I'm using Kafka and we have a use case to build a fault tolerant system where not even a single message should be missed. So here's the problem: If publishing to Kafka fails due to any reason (ZooKeeper down, Kafka broker down etc) how can we robustly handle those messages and replay them once things are back up again. Again as I say we cannot afford even a single message failure. Another use case is we also need to know at any given point in time how many messages were failed to publish to Kafka due to any reason i.e. something like counter functionality and now those messages needs to be re-published again.

One of the solution is to push those messages to some database (like Cassandra where writes are very fast but we also need counter functionality and I guess Cassandra counter functionality is not that great and we don't want to use that.) which can handle that kind of load and also provide us with the counter facility which is very accurate.

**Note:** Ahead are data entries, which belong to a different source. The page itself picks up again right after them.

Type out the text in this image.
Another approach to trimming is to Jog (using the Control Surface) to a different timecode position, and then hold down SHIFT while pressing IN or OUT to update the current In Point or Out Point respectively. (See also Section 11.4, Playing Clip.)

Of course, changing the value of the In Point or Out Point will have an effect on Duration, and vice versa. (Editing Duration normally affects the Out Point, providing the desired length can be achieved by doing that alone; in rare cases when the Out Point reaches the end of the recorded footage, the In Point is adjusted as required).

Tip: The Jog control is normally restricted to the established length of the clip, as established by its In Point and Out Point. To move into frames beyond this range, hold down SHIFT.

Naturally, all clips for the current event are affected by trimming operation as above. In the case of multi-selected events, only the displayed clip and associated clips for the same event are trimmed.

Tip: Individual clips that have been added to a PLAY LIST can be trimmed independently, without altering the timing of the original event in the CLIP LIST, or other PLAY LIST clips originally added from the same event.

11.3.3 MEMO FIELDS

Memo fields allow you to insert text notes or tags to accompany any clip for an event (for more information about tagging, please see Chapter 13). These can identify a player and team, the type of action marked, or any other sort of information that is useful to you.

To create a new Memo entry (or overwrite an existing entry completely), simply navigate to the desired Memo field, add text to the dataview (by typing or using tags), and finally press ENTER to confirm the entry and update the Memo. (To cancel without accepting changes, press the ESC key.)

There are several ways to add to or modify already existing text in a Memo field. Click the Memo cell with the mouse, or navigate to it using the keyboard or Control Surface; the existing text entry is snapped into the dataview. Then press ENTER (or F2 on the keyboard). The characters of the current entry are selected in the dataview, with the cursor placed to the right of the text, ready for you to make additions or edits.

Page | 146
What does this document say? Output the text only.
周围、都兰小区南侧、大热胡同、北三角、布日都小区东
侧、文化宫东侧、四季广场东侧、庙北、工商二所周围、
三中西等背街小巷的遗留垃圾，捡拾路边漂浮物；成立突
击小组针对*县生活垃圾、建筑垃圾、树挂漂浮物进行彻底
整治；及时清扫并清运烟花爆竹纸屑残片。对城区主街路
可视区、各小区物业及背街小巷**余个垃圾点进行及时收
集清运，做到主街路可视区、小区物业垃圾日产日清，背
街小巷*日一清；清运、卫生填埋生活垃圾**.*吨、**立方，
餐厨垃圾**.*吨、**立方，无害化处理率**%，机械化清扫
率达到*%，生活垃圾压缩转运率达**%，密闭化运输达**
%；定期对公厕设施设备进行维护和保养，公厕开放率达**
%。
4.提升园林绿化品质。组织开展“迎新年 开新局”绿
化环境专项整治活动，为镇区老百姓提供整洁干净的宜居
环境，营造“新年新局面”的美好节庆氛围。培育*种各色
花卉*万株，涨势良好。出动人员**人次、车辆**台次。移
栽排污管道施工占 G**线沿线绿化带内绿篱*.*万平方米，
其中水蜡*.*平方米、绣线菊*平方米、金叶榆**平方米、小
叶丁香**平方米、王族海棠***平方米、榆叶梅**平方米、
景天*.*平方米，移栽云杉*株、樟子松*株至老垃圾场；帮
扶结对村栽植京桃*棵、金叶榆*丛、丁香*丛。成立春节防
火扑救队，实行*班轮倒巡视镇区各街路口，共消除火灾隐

This question is more from architecture perspective and then which technology to use to make that happen.

PS: We handle some where like 3000TPS. So when system start failing those failed messages can grow very fast in very short time. We're using java based frameworks.

Thanks for your help!

Answer

Chris Matta picture Chris Matta · Oct 21, 2016

The reason Kafka was built in a distributed, fault-tolerant way is to handle problems exactly like yours, multiple failures of core components should avoid service interruptions. To avoid a down Zookeeper, deploy at least 3 instances of Zookeepers (if this is in AWS, deploy them across availability zones). To avoid broker failures, deploy multiple brokers, and ensure you're specifying multiple brokers in your producer bootstrap.servers property. To ensure that the Kafka cluster has written your message in a durable manor, ensure that the acks=all property is set in the producer. This will acknowledge a client write when all in-sync replicas acknowledge reception of the message (at the expense of throughput). You can also set queuing limits to ensure that if writes to the broker start backing up you can catch an exception and handle it and possibly retry.

Using Cassandra (another well thought out distributed, fault tolerant system) to "stage" your writes doesn't seem like it adds any reliability to your architecture, but does increase the complexity, plus Cassandra wasn't written to be a message queue for a message queue, I would avoid this.

Properly configured, Kafka should be available to handle all your message writes and provide suitable guarantees.